Displays the fully rendered SQL statement generated by CoPilot.

Purpose:
  • Enhances transparency
  • Enables auditing of AI behavior
  • Supports learning and reproducibility

Example:

SELECT DISTINCT
p.person_id
FROM tpj.person p
JOIN tpj.condition_occurrence co
ON p.person_id = co.person_id
WHERE co.condition_concept_id IN (
SELECT descendant_concept_id
FROM vocab.concept_ancestor
WHERE ancestor_concept_id IN (4029305) -- Hypercholesterolemia
);

Key Benefits of CoPilot

The CoPilot module brings several transformative advantages to PJI users:

  • Natural-language querying over OMOP and other databases
  • No-code analytics for clinicians and non-technical users
  • Full SQL transparency and query audit trails
  • Contextual exploration (by patient, cohort, or population)
  • Governance support via Ground Truths and response validation
  • Tight integration with Cohort Builder for downstream workflows

It democratizes access to clinical insights and significantly reduces the friction of translating questions into analytic outputs.

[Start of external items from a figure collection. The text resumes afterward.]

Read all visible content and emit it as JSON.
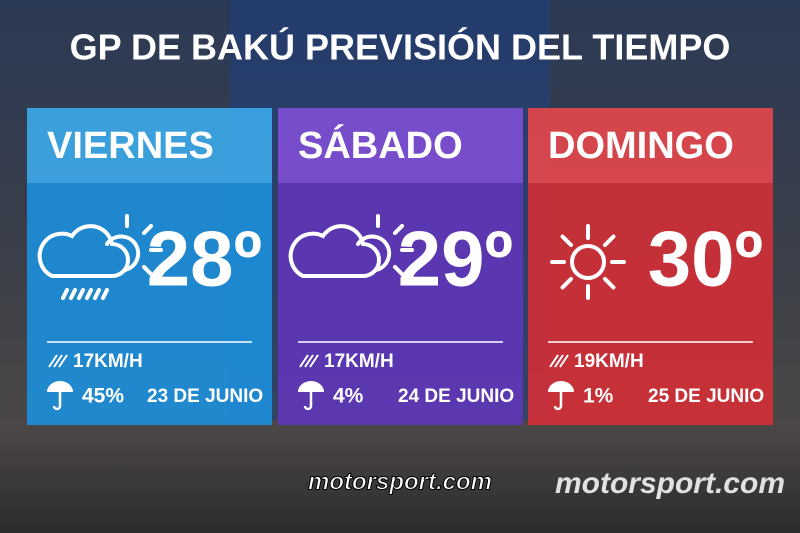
{
  "header": {
    "title": "GP DE BAKÚ PREVISIÓN DEL TIEMPO"
  },
  "days": [
    {
      "day": "VIERNES",
      "temperature": "28º",
      "wind": "17KM/H",
      "rain": "45%",
      "date": "23 DE JUNIO"
    },
    {
      "day": "SÁBADO",
      "temperature": "29º",
      "wind": "17KM/H",
      "rain": "4%",
      "date": "24 DE JUNIO"
    },
    {
      "day": "DOMINGO",
      "temperature": "30º",
      "wind": "19KM/H",
      "rain": "1%",
      "date": "25 DE JUNIO"
    }
  ],
  "logos": [
    "motorsport.com",
    "motorsport.com"
  ]
}
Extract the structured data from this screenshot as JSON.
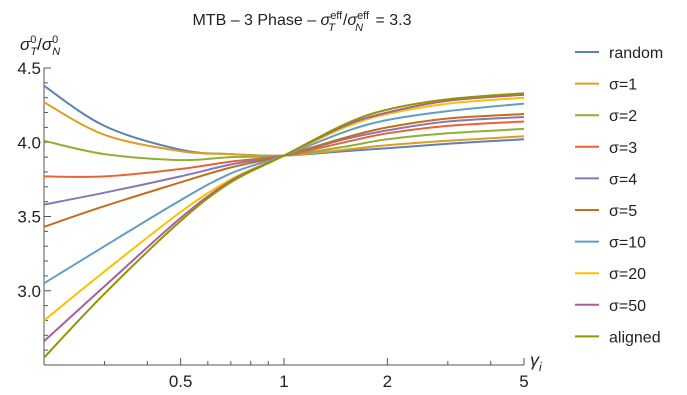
{
  "chart_data": {
    "type": "line",
    "title_prefix": "MTB – 3 Phase – ",
    "title_math": "σ_T^eff/σ_N^eff = 3.3",
    "title_value": " = 3.3",
    "ylabel": "σ_T^0/σ_N^0",
    "xlabel": "γ_i",
    "x_scale": "log",
    "xlim": [
      0.2,
      5
    ],
    "ylim": [
      2.5,
      4.5
    ],
    "x_ticks": [
      {
        "value": 0.5,
        "label": "0.5"
      },
      {
        "value": 1,
        "label": "1"
      },
      {
        "value": 2,
        "label": "2"
      },
      {
        "value": 5,
        "label": "5"
      }
    ],
    "y_ticks": [
      {
        "value": 3.0,
        "label": "3.0"
      },
      {
        "value": 3.5,
        "label": "3.5"
      },
      {
        "value": 4.0,
        "label": "4.0"
      },
      {
        "value": 4.5,
        "label": "4.5"
      }
    ],
    "x": [
      0.2,
      0.3,
      0.5,
      0.7,
      1.0,
      1.5,
      2.0,
      3.0,
      5.0
    ],
    "series": [
      {
        "name": "random",
        "color": "#5E81B5",
        "values": [
          4.38,
          4.11,
          3.95,
          3.92,
          3.91,
          3.94,
          3.96,
          3.99,
          4.02
        ]
      },
      {
        "name": "σ=1",
        "color": "#E19C24",
        "values": [
          4.27,
          4.05,
          3.94,
          3.92,
          3.91,
          3.95,
          3.98,
          4.01,
          4.04
        ]
      },
      {
        "name": "σ=2",
        "color": "#8FB032",
        "values": [
          4.01,
          3.92,
          3.88,
          3.9,
          3.91,
          3.97,
          4.02,
          4.06,
          4.09
        ]
      },
      {
        "name": "σ=3",
        "color": "#EB6235",
        "values": [
          3.77,
          3.77,
          3.82,
          3.87,
          3.91,
          4.0,
          4.06,
          4.11,
          4.14
        ]
      },
      {
        "name": "σ=4",
        "color": "#8778B3",
        "values": [
          3.58,
          3.66,
          3.77,
          3.85,
          3.91,
          4.02,
          4.08,
          4.14,
          4.17
        ]
      },
      {
        "name": "σ=5",
        "color": "#C56E1A",
        "values": [
          3.43,
          3.57,
          3.73,
          3.83,
          3.91,
          4.03,
          4.1,
          4.16,
          4.19
        ]
      },
      {
        "name": "σ=10",
        "color": "#5D9EC7",
        "values": [
          3.05,
          3.3,
          3.61,
          3.79,
          3.91,
          4.07,
          4.15,
          4.21,
          4.26
        ]
      },
      {
        "name": "σ=20",
        "color": "#FFBF00",
        "values": [
          2.8,
          3.13,
          3.53,
          3.75,
          3.91,
          4.1,
          4.19,
          4.26,
          4.3
        ]
      },
      {
        "name": "σ=50",
        "color": "#A5609D",
        "values": [
          2.66,
          3.03,
          3.49,
          3.74,
          3.91,
          4.11,
          4.2,
          4.28,
          4.32
        ]
      },
      {
        "name": "aligned",
        "color": "#929600",
        "values": [
          2.55,
          2.98,
          3.47,
          3.73,
          3.91,
          4.12,
          4.22,
          4.29,
          4.33
        ]
      }
    ]
  }
}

The CoPilot module enables fast, interpretable, and reliable exploration of clinical data through a natural-language interface that combines ease of use with full technical transparency.

It supports:

  • Conversational data exploration
  • Cohort discovery and refinement
  • Insight generation without SQL expertise
  • Traceable and reproducible analytics
  • Accelerated workflows across research, quality, and care operations

By merging conversational AI with structured data querying, CoPilot transforms the way users interact with clinical information across the Patient Journey Intelligence platform.